In the last private equity boom between 2003 - 2008, there was talk and expectations of a 100 billion USD private equity buyout.
This never materialized.
In the current private equity boom there are again prerequisites for a 100 billion USD private equity buyout.
Private equity firms manage 4.4 trillion USDs globally. Blackstone, the biggest alternative asset manager for example manages 1.1 trillion USD in alternative assets.
For a 100 billion USD private equity to happen many things have to come in place. Several private equity managers have to unite, because the individual funds they manage are not big enough, the largest private equity fund is CVC's 23 billion USD in raised capital. In addition a net cash flow positive company with good growth prospects from an established industry like energy, materials, industrials, consumer staples, etc. has to be on offer. The particular company should also be able to tolerate high debt levels, which are the way private equity firms create leverage in private equity buyouts.

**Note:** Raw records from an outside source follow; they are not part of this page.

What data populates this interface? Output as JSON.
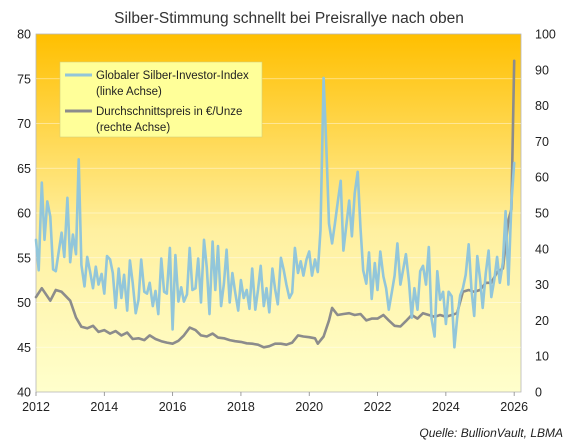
{
  "chart_data": {
    "type": "line",
    "title": "Silber-Stimmung schnellt bei Preisrallye nach oben",
    "source": "Quelle: BullionVault, LBMA",
    "x_ticks": [
      "2012",
      "2014",
      "2016",
      "2018",
      "2020",
      "2022",
      "2024",
      "2026"
    ],
    "x_range": [
      2012,
      2026.2
    ],
    "y_left": {
      "range": [
        40,
        80
      ],
      "ticks": [
        "40",
        "45",
        "50",
        "55",
        "60",
        "65",
        "70",
        "75",
        "80"
      ]
    },
    "y_right": {
      "range": [
        0,
        100
      ],
      "ticks": [
        "0",
        "10",
        "20",
        "30",
        "40",
        "50",
        "60",
        "70",
        "80",
        "90",
        "100"
      ]
    },
    "background_gradient": [
      "#ffbf00",
      "#fff0a0",
      "#ffffcc"
    ],
    "legend": {
      "placement": "top-left",
      "background": "#ffff99"
    },
    "series": [
      {
        "name": "Globaler Silber-Investor-Index",
        "name_line2": "(linke Achse)",
        "axis": "left",
        "color": "#92c6da",
        "points": [
          [
            2012.0,
            57.0
          ],
          [
            2012.08,
            53.6
          ],
          [
            2012.17,
            63.4
          ],
          [
            2012.25,
            57.0
          ],
          [
            2012.33,
            61.3
          ],
          [
            2012.42,
            59.6
          ],
          [
            2012.5,
            53.7
          ],
          [
            2012.58,
            53.5
          ],
          [
            2012.67,
            55.8
          ],
          [
            2012.75,
            57.8
          ],
          [
            2012.83,
            55.1
          ],
          [
            2012.92,
            61.7
          ],
          [
            2013.0,
            54.5
          ],
          [
            2013.08,
            57.6
          ],
          [
            2013.17,
            55.4
          ],
          [
            2013.25,
            66.0
          ],
          [
            2013.33,
            54.2
          ],
          [
            2013.42,
            51.8
          ],
          [
            2013.5,
            55.1
          ],
          [
            2013.58,
            53.5
          ],
          [
            2013.67,
            51.6
          ],
          [
            2013.75,
            54.0
          ],
          [
            2013.83,
            52.0
          ],
          [
            2013.92,
            53.2
          ],
          [
            2014.0,
            51.0
          ],
          [
            2014.08,
            55.2
          ],
          [
            2014.17,
            54.8
          ],
          [
            2014.25,
            53.3
          ],
          [
            2014.33,
            49.4
          ],
          [
            2014.42,
            53.8
          ],
          [
            2014.5,
            50.5
          ],
          [
            2014.58,
            53.1
          ],
          [
            2014.67,
            49.1
          ],
          [
            2014.75,
            54.7
          ],
          [
            2014.83,
            52.2
          ],
          [
            2014.92,
            48.8
          ],
          [
            2015.0,
            50.3
          ],
          [
            2015.08,
            54.8
          ],
          [
            2015.17,
            51.2
          ],
          [
            2015.25,
            51.0
          ],
          [
            2015.33,
            52.2
          ],
          [
            2015.42,
            49.6
          ],
          [
            2015.5,
            51.3
          ],
          [
            2015.58,
            48.7
          ],
          [
            2015.67,
            54.9
          ],
          [
            2015.75,
            51.2
          ],
          [
            2015.83,
            51.0
          ],
          [
            2015.92,
            56.1
          ],
          [
            2016.0,
            47.0
          ],
          [
            2016.08,
            55.3
          ],
          [
            2016.17,
            50.1
          ],
          [
            2016.25,
            51.7
          ],
          [
            2016.33,
            50.1
          ],
          [
            2016.42,
            50.9
          ],
          [
            2016.5,
            56.1
          ],
          [
            2016.58,
            51.4
          ],
          [
            2016.67,
            51.6
          ],
          [
            2016.75,
            54.9
          ],
          [
            2016.83,
            50.0
          ],
          [
            2016.92,
            57.0
          ],
          [
            2017.0,
            53.9
          ],
          [
            2017.08,
            48.7
          ],
          [
            2017.17,
            56.8
          ],
          [
            2017.25,
            51.4
          ],
          [
            2017.33,
            56.3
          ],
          [
            2017.42,
            49.6
          ],
          [
            2017.5,
            52.1
          ],
          [
            2017.58,
            55.9
          ],
          [
            2017.67,
            50.0
          ],
          [
            2017.75,
            53.3
          ],
          [
            2017.83,
            51.2
          ],
          [
            2017.92,
            49.1
          ],
          [
            2018.0,
            52.5
          ],
          [
            2018.08,
            50.5
          ],
          [
            2018.17,
            51.4
          ],
          [
            2018.25,
            49.3
          ],
          [
            2018.33,
            53.8
          ],
          [
            2018.42,
            49.2
          ],
          [
            2018.5,
            51.4
          ],
          [
            2018.58,
            54.1
          ],
          [
            2018.67,
            49.6
          ],
          [
            2018.75,
            51.6
          ],
          [
            2018.83,
            48.9
          ],
          [
            2018.92,
            53.8
          ],
          [
            2019.0,
            51.5
          ],
          [
            2019.08,
            49.8
          ],
          [
            2019.17,
            55.0
          ],
          [
            2019.25,
            53.7
          ],
          [
            2019.33,
            52.0
          ],
          [
            2019.42,
            50.5
          ],
          [
            2019.5,
            51.1
          ],
          [
            2019.58,
            56.1
          ],
          [
            2019.67,
            53.3
          ],
          [
            2019.75,
            54.6
          ],
          [
            2019.83,
            53.0
          ],
          [
            2019.92,
            54.8
          ],
          [
            2020.0,
            55.7
          ],
          [
            2020.08,
            53.0
          ],
          [
            2020.17,
            54.8
          ],
          [
            2020.25,
            53.4
          ],
          [
            2020.33,
            58.1
          ],
          [
            2020.42,
            75.1
          ],
          [
            2020.5,
            67.5
          ],
          [
            2020.58,
            58.8
          ],
          [
            2020.67,
            56.6
          ],
          [
            2020.75,
            58.8
          ],
          [
            2020.83,
            61.1
          ],
          [
            2020.92,
            63.6
          ],
          [
            2021.0,
            55.8
          ],
          [
            2021.08,
            58.4
          ],
          [
            2021.17,
            61.4
          ],
          [
            2021.25,
            57.4
          ],
          [
            2021.33,
            62.2
          ],
          [
            2021.42,
            64.6
          ],
          [
            2021.5,
            58.3
          ],
          [
            2021.58,
            53.6
          ],
          [
            2021.67,
            52.1
          ],
          [
            2021.75,
            55.6
          ],
          [
            2021.83,
            50.4
          ],
          [
            2021.92,
            54.4
          ],
          [
            2022.0,
            51.4
          ],
          [
            2022.08,
            55.7
          ],
          [
            2022.17,
            52.9
          ],
          [
            2022.25,
            51.6
          ],
          [
            2022.33,
            49.2
          ],
          [
            2022.42,
            51.2
          ],
          [
            2022.5,
            53.0
          ],
          [
            2022.58,
            56.6
          ],
          [
            2022.67,
            52.0
          ],
          [
            2022.75,
            53.7
          ],
          [
            2022.83,
            55.4
          ],
          [
            2022.92,
            52.3
          ],
          [
            2023.0,
            48.3
          ],
          [
            2023.08,
            51.6
          ],
          [
            2023.17,
            49.2
          ],
          [
            2023.25,
            53.5
          ],
          [
            2023.33,
            54.1
          ],
          [
            2023.42,
            52.0
          ],
          [
            2023.5,
            56.2
          ],
          [
            2023.58,
            48.2
          ],
          [
            2023.67,
            46.2
          ],
          [
            2023.75,
            53.5
          ],
          [
            2023.83,
            50.3
          ],
          [
            2023.92,
            51.2
          ],
          [
            2024.0,
            47.6
          ],
          [
            2024.08,
            51.2
          ],
          [
            2024.17,
            50.7
          ],
          [
            2024.25,
            45.0
          ],
          [
            2024.33,
            48.2
          ],
          [
            2024.42,
            50.8
          ],
          [
            2024.5,
            51.6
          ],
          [
            2024.58,
            53.1
          ],
          [
            2024.67,
            56.5
          ],
          [
            2024.75,
            51.4
          ],
          [
            2024.83,
            48.5
          ],
          [
            2024.92,
            55.2
          ],
          [
            2025.0,
            52.7
          ],
          [
            2025.08,
            49.4
          ],
          [
            2025.17,
            53.3
          ],
          [
            2025.25,
            55.8
          ],
          [
            2025.33,
            50.6
          ],
          [
            2025.42,
            52.6
          ],
          [
            2025.5,
            55.1
          ],
          [
            2025.58,
            52.2
          ],
          [
            2025.67,
            54.5
          ],
          [
            2025.75,
            60.2
          ],
          [
            2025.83,
            52.0
          ],
          [
            2025.92,
            61.1
          ],
          [
            2026.0,
            65.6
          ]
        ]
      },
      {
        "name": "Durchschnittspreis in €/Unze",
        "name_line2": "(rechte Achse)",
        "axis": "right",
        "color": "#8c8c8c",
        "points": [
          [
            2012.0,
            26.5
          ],
          [
            2012.17,
            29.0
          ],
          [
            2012.42,
            25.5
          ],
          [
            2012.58,
            28.5
          ],
          [
            2012.75,
            28.0
          ],
          [
            2013.0,
            25.5
          ],
          [
            2013.17,
            20.8
          ],
          [
            2013.33,
            18.2
          ],
          [
            2013.5,
            17.8
          ],
          [
            2013.67,
            18.5
          ],
          [
            2013.83,
            16.8
          ],
          [
            2014.0,
            17.3
          ],
          [
            2014.17,
            16.3
          ],
          [
            2014.33,
            17.0
          ],
          [
            2014.5,
            15.8
          ],
          [
            2014.67,
            16.6
          ],
          [
            2014.83,
            14.8
          ],
          [
            2015.0,
            15.0
          ],
          [
            2015.17,
            14.5
          ],
          [
            2015.33,
            15.8
          ],
          [
            2015.5,
            14.8
          ],
          [
            2015.67,
            14.2
          ],
          [
            2015.83,
            13.8
          ],
          [
            2016.0,
            13.5
          ],
          [
            2016.17,
            14.3
          ],
          [
            2016.33,
            15.8
          ],
          [
            2016.5,
            18.0
          ],
          [
            2016.67,
            17.3
          ],
          [
            2016.83,
            15.8
          ],
          [
            2017.0,
            15.5
          ],
          [
            2017.17,
            16.3
          ],
          [
            2017.33,
            15.2
          ],
          [
            2017.5,
            15.0
          ],
          [
            2017.67,
            14.5
          ],
          [
            2017.83,
            14.2
          ],
          [
            2018.0,
            14.0
          ],
          [
            2018.17,
            13.6
          ],
          [
            2018.33,
            13.5
          ],
          [
            2018.5,
            13.2
          ],
          [
            2018.67,
            12.5
          ],
          [
            2018.83,
            12.8
          ],
          [
            2019.0,
            13.5
          ],
          [
            2019.17,
            13.5
          ],
          [
            2019.33,
            13.2
          ],
          [
            2019.5,
            13.8
          ],
          [
            2019.67,
            15.8
          ],
          [
            2019.83,
            15.5
          ],
          [
            2020.0,
            15.3
          ],
          [
            2020.17,
            15.0
          ],
          [
            2020.25,
            13.5
          ],
          [
            2020.42,
            15.5
          ],
          [
            2020.58,
            20.0
          ],
          [
            2020.67,
            23.5
          ],
          [
            2020.83,
            21.5
          ],
          [
            2021.0,
            21.8
          ],
          [
            2021.17,
            22.0
          ],
          [
            2021.33,
            21.5
          ],
          [
            2021.5,
            21.8
          ],
          [
            2021.67,
            20.0
          ],
          [
            2021.83,
            20.5
          ],
          [
            2022.0,
            20.5
          ],
          [
            2022.17,
            21.5
          ],
          [
            2022.33,
            20.0
          ],
          [
            2022.5,
            18.5
          ],
          [
            2022.67,
            18.3
          ],
          [
            2022.83,
            19.8
          ],
          [
            2023.0,
            21.5
          ],
          [
            2023.17,
            20.5
          ],
          [
            2023.33,
            22.0
          ],
          [
            2023.5,
            21.5
          ],
          [
            2023.67,
            21.0
          ],
          [
            2023.83,
            21.5
          ],
          [
            2024.0,
            21.0
          ],
          [
            2024.17,
            21.5
          ],
          [
            2024.33,
            22.0
          ],
          [
            2024.5,
            28.0
          ],
          [
            2024.67,
            28.5
          ],
          [
            2024.83,
            28.0
          ],
          [
            2025.0,
            28.5
          ],
          [
            2025.17,
            30.5
          ],
          [
            2025.33,
            30.5
          ],
          [
            2025.5,
            33.5
          ],
          [
            2025.67,
            34.5
          ],
          [
            2025.83,
            48.0
          ],
          [
            2025.92,
            51.0
          ],
          [
            2026.0,
            92.5
          ]
        ]
      }
    ]
  }
}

A 100 billion USD private equity buyout has around 70 % chance of happening in the current private markets boom, according to Wolfteam Ltd.'s projections and estimates.
An interesting candidate would be a large capitalization technology company. However, private equity firms are risk averse in investing in large capitalization technology companies due to the ever changing and dynamic nature of technology. There is always the chance that a new technological wave or nimble competitor could erode the business of even large capitalization, established technology companies. and since private equity alternative investment companies manage money for pension funds, university endowments, insurance companies and other institutions the prospects of a 100 billion USD technology investment loosing large part of its value relatively fast is not an appealing prospect.
The private markets boom, however is in full swing and alternative asset managers could and are making large capitalization investments.